The following historical information for the House of Godet (unknown to Basenotes until this month) is paraphrased from the Vintage Perfume Vault web site, hosted by "Amelia":

Godet proliferated during the first three decades of the twentieth century. Opening their doors in 1901, their most prolific period of fragrance releases was the 1920s decade. Indeed they won a gold medal at the 1925 Paris Exposition Des Arts Decoratifs, from which the term “art deco” emerged.

It seems the company closed at the end of the 1920s, perhaps affected by the stock market crash - the cause is unknown.

Highly decorative bottles and boxes, many created by Baccarat, were highlights of their presentations.

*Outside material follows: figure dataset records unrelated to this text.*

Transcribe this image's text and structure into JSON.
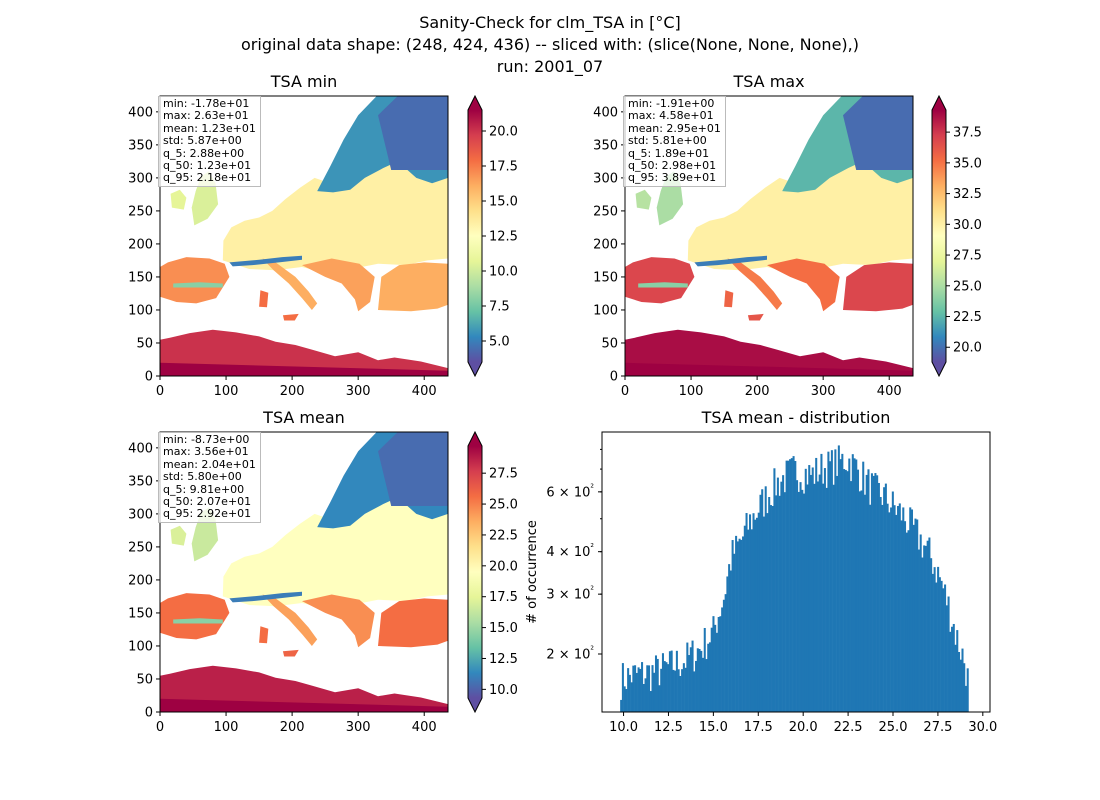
{
  "figure": {
    "title_line1": "Sanity-Check for clm_TSA in [°C]",
    "title_line2": "original data shape: (248, 424, 436) -- sliced with: (slice(None, None, None),)",
    "title_line3": "run: 2001_07"
  },
  "colors": {
    "spectral_r": [
      "#5e4fa2",
      "#3288bd",
      "#66c2a5",
      "#abdda4",
      "#e6f598",
      "#ffffbf",
      "#fee08b",
      "#fdae61",
      "#f46d43",
      "#d53e4f",
      "#9e0142"
    ],
    "hist_bar": "#1f77b4"
  },
  "chart_data": [
    {
      "type": "heatmap",
      "title": "TSA min",
      "xlim": [
        0,
        436
      ],
      "ylim": [
        0,
        424
      ],
      "xticks": [
        "0",
        "100",
        "200",
        "300",
        "400"
      ],
      "yticks": [
        "0",
        "50",
        "100",
        "150",
        "200",
        "250",
        "300",
        "350",
        "400"
      ],
      "colorbar": {
        "range": [
          3.5,
          21.5
        ],
        "ticks": [
          "5.0",
          "7.5",
          "10.0",
          "12.5",
          "15.0",
          "17.5",
          "20.0"
        ],
        "extend": "both"
      },
      "stats": [
        "min: -1.78e+01",
        "max: 2.63e+01",
        "mean: 1.23e+01",
        "std: 5.87e+00",
        "q_5: 2.88e+00",
        "q_50: 1.23e+01",
        "q_95: 2.18e+01"
      ]
    },
    {
      "type": "heatmap",
      "title": "TSA max",
      "xlim": [
        0,
        436
      ],
      "ylim": [
        0,
        424
      ],
      "xticks": [
        "0",
        "100",
        "200",
        "300",
        "400"
      ],
      "yticks": [
        "0",
        "50",
        "100",
        "150",
        "200",
        "250",
        "300",
        "350",
        "400"
      ],
      "colorbar": {
        "range": [
          18.8,
          39.3
        ],
        "ticks": [
          "20.0",
          "22.5",
          "25.0",
          "27.5",
          "30.0",
          "32.5",
          "35.0",
          "37.5"
        ],
        "extend": "both"
      },
      "stats": [
        "min: -1.91e+00",
        "max: 4.58e+01",
        "mean: 2.95e+01",
        "std: 5.81e+00",
        "q_5: 1.89e+01",
        "q_50: 2.98e+01",
        "q_95: 3.89e+01"
      ]
    },
    {
      "type": "heatmap",
      "title": "TSA mean",
      "xlim": [
        0,
        436
      ],
      "ylim": [
        0,
        424
      ],
      "xticks": [
        "0",
        "100",
        "200",
        "300",
        "400"
      ],
      "yticks": [
        "0",
        "50",
        "100",
        "150",
        "200",
        "250",
        "300",
        "350",
        "400"
      ],
      "colorbar": {
        "range": [
          9.3,
          29.7
        ],
        "ticks": [
          "10.0",
          "12.5",
          "15.0",
          "17.5",
          "20.0",
          "22.5",
          "25.0",
          "27.5"
        ],
        "extend": "both"
      },
      "stats": [
        "min: -8.73e+00",
        "max: 3.56e+01",
        "mean: 2.04e+01",
        "std: 5.80e+00",
        "q_5: 9.81e+00",
        "q_50: 2.07e+01",
        "q_95: 2.92e+01"
      ]
    },
    {
      "type": "bar",
      "title": "TSA mean - distribution",
      "ylabel": "# of occurrence",
      "yscale": "log",
      "xlim": [
        8.8,
        30.4
      ],
      "ylim": [
        135,
        900
      ],
      "xticks": [
        "10.0",
        "12.5",
        "15.0",
        "17.5",
        "20.0",
        "22.5",
        "25.0",
        "27.5",
        "30.0"
      ],
      "yticks": [
        {
          "value": 200,
          "label": "2 × 10²"
        },
        {
          "value": 300,
          "label": "3 × 10²"
        },
        {
          "value": 400,
          "label": "4 × 10²"
        },
        {
          "value": 600,
          "label": "6 × 10²"
        }
      ],
      "bin_range": [
        9.81,
        29.2
      ],
      "envelope": [
        [
          9.81,
          170
        ],
        [
          10.5,
          175
        ],
        [
          11.5,
          178
        ],
        [
          12.5,
          185
        ],
        [
          13.5,
          195
        ],
        [
          14.3,
          210
        ],
        [
          15.0,
          235
        ],
        [
          15.6,
          300
        ],
        [
          16.0,
          390
        ],
        [
          16.5,
          430
        ],
        [
          17.0,
          490
        ],
        [
          17.5,
          540
        ],
        [
          18.0,
          590
        ],
        [
          18.5,
          640
        ],
        [
          19.0,
          670
        ],
        [
          19.5,
          700
        ],
        [
          20.0,
          690
        ],
        [
          20.5,
          680
        ],
        [
          21.0,
          710
        ],
        [
          21.5,
          720
        ],
        [
          22.0,
          740
        ],
        [
          22.4,
          760
        ],
        [
          23.0,
          710
        ],
        [
          23.5,
          650
        ],
        [
          24.0,
          610
        ],
        [
          24.5,
          590
        ],
        [
          25.0,
          550
        ],
        [
          25.5,
          520
        ],
        [
          26.0,
          480
        ],
        [
          26.5,
          440
        ],
        [
          27.0,
          400
        ],
        [
          27.5,
          350
        ],
        [
          28.0,
          290
        ],
        [
          28.5,
          230
        ],
        [
          29.0,
          190
        ],
        [
          29.2,
          165
        ]
      ]
    }
  ]
}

A number of known Godet releases include: Sous Bois (1908); Concentre de Violettes (1909); Parfum d’Ambre, Envois de Fleurs and Tresor de Jasmin (1911); Jerusalem and Marcinah (1913); Cyclamen Fleuri (1919); Petit Fleur Bleue (1921) – later renamed Odeon; Cuir de Russie (1921); Tut-An-Kham (1923); Divinite and Parmi Les Fleurs (1924); Nuit d:Amour (1925) – later renamed Soir de Lune.

Folie Bleue and Majolaine appeared in 1927, followed by a series of soliflore concentrates. Chant de Soir and Weekend were also popular fragrances from the House of Godet.

As I experience more of the above, I will be sharing them with you on the Basenotes directory pages.